We had a meeting of this International Expert Reference Group. It was run by Jan Olaf Snihs, a Swedish man who was retired from the Swedish Radiological Protection Agency and who had done this kind of thing, also in the Balkans, with depleted uranium ammunition in the soil. And they were looking at what had been called the waste depository in that brochure that I had gotten back in 1992.

I went to the meeting and finally understood a little bit more about the situation. And I was going with an eye to writing a proposal for NATO. So the evening after the meeting, Tonus and Aunti and I met with the vice chair of the Estonian Academy of Sciences, and we made a plan for a proposal to NATO, which we eventually fleshed out, got to NATO, NATO accepted it, and we had a meeting in Tallinn in October of international experts on how this tailing pond might be remediated.

We went from there to, Tonus and I wrote a book, or edited a book with contributions from these experts. And Tonus took the book to the EU and said, “We need 25 million euros to remediate this thing.” And the EU gave them the money. The Estonians contracted to a German firm, and some other firms and separated this tailings pond from the groundwater and put what they call an engineered cover on it.

In order to stabilize the thing and keep it from sliding into the Baltic Sea, pilings were driven below the blue clay to stabilize it. And the dam was re-stabilized. The whole thing was re-contoured and what they call an engineered cover was put on top. It’s layers of sand, and rocks, and soil in such a manner so that it makes the water go around rather than through.

As director of the NATO Advanced Research Workshop, I had to give a welcoming talk. Tonus was the co-director. We would have one American and one from the other country. And I decided that it would be a good thing to say a few words in Estonian, and not just a few token words, but I wanted to say a whole paragraph.

So language has been a real issue in the countries of the former Soviet Union. The Russians would at times try to force Russian as the only acceptable language. And so it’s a point of sensitivity.

And so I did develop a whole paragraph. I had traveled around the country for a week before the conference and so I started out my paragraph, I started in English, and then I shifted and said, Mina tahan oelda nüüd mõnad sõnad ilusast maast. And the room became very quiet. And I went through the paragraph. That sentence was, I would now like to say a few words about your beautiful country. And I managed to make it through the entire paragraph. I probably didn’t pronounce everything right and Estonians are very precise in pronunciation. But after the talk, people came up and shook my hand and said, thank you. And it clearly meant a lot to them.

Well, I had a little bit of good sense to start out with. When you work at a place like Los Alamos you learn what you can and can’t say and shouldn’t shouldn’t say to some degree. So there was that, but when you’re dealing internationally it’s a little bit different.
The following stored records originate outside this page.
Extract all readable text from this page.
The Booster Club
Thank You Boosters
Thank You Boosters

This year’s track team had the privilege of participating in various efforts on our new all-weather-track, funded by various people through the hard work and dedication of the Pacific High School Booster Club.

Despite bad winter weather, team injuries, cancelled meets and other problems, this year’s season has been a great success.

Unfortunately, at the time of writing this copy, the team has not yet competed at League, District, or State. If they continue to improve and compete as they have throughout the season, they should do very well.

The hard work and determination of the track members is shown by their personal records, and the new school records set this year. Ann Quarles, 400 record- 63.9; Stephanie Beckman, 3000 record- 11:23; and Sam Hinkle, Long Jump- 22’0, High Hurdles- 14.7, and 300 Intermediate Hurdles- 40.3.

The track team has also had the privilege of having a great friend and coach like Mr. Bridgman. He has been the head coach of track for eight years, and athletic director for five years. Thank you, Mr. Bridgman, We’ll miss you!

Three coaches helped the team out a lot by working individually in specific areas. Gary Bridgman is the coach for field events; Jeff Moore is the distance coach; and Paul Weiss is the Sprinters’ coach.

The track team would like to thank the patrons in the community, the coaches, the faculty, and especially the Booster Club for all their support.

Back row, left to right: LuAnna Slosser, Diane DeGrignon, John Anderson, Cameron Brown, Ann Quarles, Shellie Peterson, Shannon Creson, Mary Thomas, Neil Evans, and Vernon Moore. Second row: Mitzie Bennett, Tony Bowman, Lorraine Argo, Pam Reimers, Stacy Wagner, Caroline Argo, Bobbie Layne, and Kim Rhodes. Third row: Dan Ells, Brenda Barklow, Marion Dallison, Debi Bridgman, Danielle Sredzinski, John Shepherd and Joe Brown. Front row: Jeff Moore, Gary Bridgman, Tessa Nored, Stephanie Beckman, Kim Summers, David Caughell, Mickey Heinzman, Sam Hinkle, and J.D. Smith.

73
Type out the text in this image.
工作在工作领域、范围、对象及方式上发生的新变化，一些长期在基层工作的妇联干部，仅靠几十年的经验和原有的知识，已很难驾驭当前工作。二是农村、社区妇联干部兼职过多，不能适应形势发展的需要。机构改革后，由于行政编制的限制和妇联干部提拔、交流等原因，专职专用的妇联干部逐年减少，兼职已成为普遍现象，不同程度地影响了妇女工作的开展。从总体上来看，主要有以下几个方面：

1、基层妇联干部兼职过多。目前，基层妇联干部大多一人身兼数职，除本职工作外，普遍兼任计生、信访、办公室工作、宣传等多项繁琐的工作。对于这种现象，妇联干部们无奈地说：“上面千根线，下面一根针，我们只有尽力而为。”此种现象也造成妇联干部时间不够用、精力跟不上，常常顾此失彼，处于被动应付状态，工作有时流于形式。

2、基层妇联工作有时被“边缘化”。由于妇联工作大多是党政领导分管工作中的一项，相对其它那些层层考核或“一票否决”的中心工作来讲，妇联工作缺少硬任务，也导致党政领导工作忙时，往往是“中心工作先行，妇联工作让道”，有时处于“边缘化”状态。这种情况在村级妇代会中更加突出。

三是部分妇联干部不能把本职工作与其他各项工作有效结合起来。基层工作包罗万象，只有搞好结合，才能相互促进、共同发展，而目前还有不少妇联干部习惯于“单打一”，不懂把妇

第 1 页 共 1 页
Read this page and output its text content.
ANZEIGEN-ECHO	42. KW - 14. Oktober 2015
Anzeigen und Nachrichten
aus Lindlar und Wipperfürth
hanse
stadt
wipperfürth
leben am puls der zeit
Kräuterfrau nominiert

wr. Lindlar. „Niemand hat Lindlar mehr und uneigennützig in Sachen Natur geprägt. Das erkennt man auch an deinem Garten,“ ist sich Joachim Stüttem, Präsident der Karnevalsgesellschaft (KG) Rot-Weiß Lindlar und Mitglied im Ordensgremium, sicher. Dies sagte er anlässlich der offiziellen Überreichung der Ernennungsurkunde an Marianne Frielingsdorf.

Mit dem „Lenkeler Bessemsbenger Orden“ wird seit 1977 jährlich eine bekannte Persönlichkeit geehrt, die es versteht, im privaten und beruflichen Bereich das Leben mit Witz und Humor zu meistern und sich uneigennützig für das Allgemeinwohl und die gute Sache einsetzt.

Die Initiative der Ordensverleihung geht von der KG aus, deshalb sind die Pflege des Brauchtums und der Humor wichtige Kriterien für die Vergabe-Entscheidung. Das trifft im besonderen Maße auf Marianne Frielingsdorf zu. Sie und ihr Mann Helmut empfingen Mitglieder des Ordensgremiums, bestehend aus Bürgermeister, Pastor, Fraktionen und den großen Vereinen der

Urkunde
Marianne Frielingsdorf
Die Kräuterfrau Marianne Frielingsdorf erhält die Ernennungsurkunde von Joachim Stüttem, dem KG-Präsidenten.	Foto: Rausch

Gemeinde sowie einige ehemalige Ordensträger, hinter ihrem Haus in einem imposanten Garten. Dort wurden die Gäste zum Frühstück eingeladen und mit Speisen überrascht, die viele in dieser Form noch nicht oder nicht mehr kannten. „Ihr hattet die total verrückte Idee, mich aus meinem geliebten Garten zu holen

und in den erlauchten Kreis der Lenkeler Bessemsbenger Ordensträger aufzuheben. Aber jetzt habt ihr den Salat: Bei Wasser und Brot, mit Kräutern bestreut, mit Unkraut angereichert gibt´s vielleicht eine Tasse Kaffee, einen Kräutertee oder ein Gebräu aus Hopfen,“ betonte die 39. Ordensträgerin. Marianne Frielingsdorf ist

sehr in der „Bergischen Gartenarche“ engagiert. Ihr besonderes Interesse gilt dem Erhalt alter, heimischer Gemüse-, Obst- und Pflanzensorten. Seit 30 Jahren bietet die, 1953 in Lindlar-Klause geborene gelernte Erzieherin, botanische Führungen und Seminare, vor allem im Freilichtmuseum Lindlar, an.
And so there were times when I kind of wondered, but I obviously didn’t do anything too terribly wrong.

The views expressed in this post are those of the author and not necessarily those of the Stanley Center for Peace and Security or any other agency, institution, or partner.

 


Author

Cheryl Rofer
Former Project Leader, Los Alamos National Laboratory

Cheryl Rofer worked at the Los Alamos National Laboratory from 1965 to 2001. She developed an essential spectrum for laser isotope separation, managed environmental cleanups at the laboratory and a program to develop a disposal method for hazardous waste, and worked with Estonia and Kazakhstan to clean up environmental problems left by the Soviet Union. Since retirement, she has been active in local groups having to do with world affairs and Manhattan Project history. She explains scientific aspects of the news on social media. In addition to her technical articles, a book, and multiple interviews, she has reviewed the television series “Manhattan” and the Santa Fe performance of “Dr. Atomic” for Physics Today.